In the ruined Roenan camp, burned and broken tents crouch like animals, several arrows whizzing past Anomandara's head as she rides through. More shoot out of the trees and she deflects them, urging her horse forward into a spearman and cutting him down with a horrific crunch, then decapitating another. That's one surprising thing about these Elves: they fight as one gender, with no preference for females at all. The males seem to be just as competent, which is hard to believe.

She dismounts, the current of her fury carrying her this way and that: she cuts half a dozen archers to pieces in little more than a second. Horror at her speed, grace and power paralyses the next group. It's like she's an artist breathing life into war, moulding it into terrible new forms and putting everything she has into it: all her native honour, the quiet, sensitive child, the rage, the years of seclusion, every element of her being split into fingers, each one wielding its tools of memory and preservation as best it can.

Elves die in their dozens, then their hundreds before her inexhaustible force, springing this way and that, always out of danger but delivering death. Limbs fall like leaves, clambering like angry bees at her feet until she has to move on to the next killing ground.

Blade echoes chime into silence and she's the only one alive, amid a sea of corpses. But that was only an advance party. The Elven force is still some way off.

*

A livid, glaring white sun rifles the horizon of all its details, wind rasping dryly across the peaks. Salazar's eyes roll over the scenery. "Remarkable," he murmurs, his voice deep and cold as stones. "No two days ever look the same. Even this static horizon is, in the smallest details, somehow different from all the moments that came before: the great brush has never rested, its paint will never dry," he quotes.

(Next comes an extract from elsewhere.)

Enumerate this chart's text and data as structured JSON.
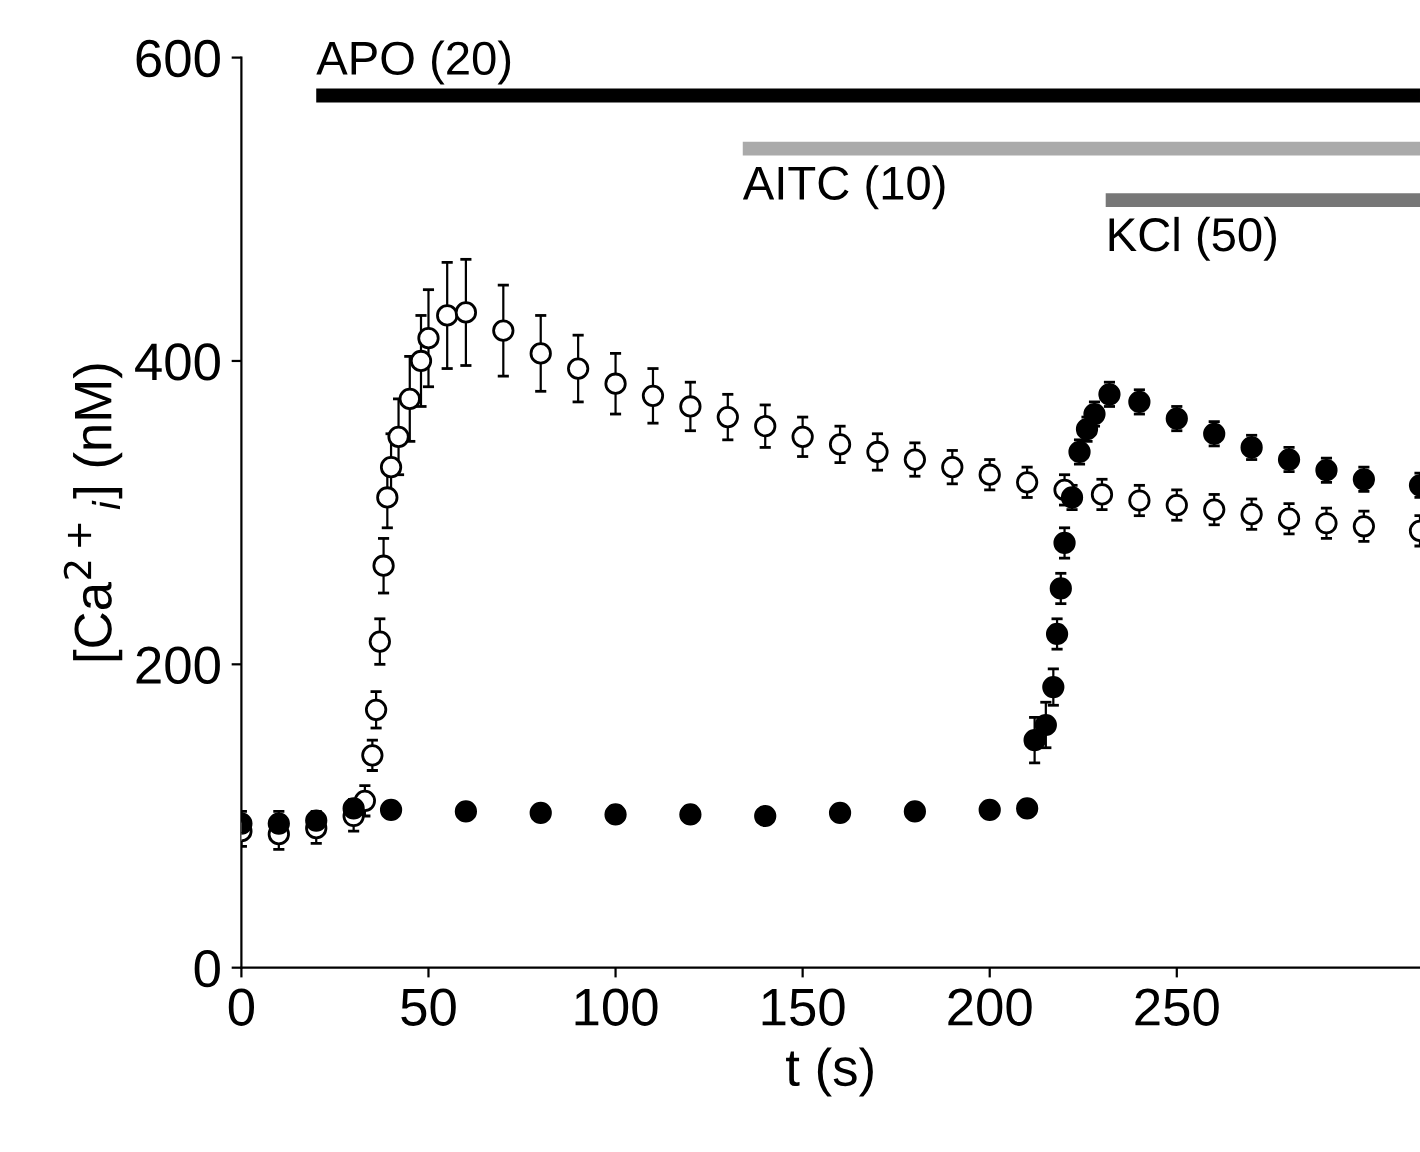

Beside him, Pilar smiles at a memory. "It's unfortunate they abandoned their heir. I will offer them the child free of conditions."

"I have no wish to see a child suffer," Salazar agrees. "Though war inevitably forces suffering upon the weakest and they've brought war to us time and time again. The child will be safe with us: why should we appease them?"

"Bringing one word of peace safely to harbour from such stormy seas is not to be scorned."

"They're supremacists. They'll say we returned her out of fear," Salazar says, with considerable prescience. "A setting sun cannot share the sun with the rising; they are the old and we are the new."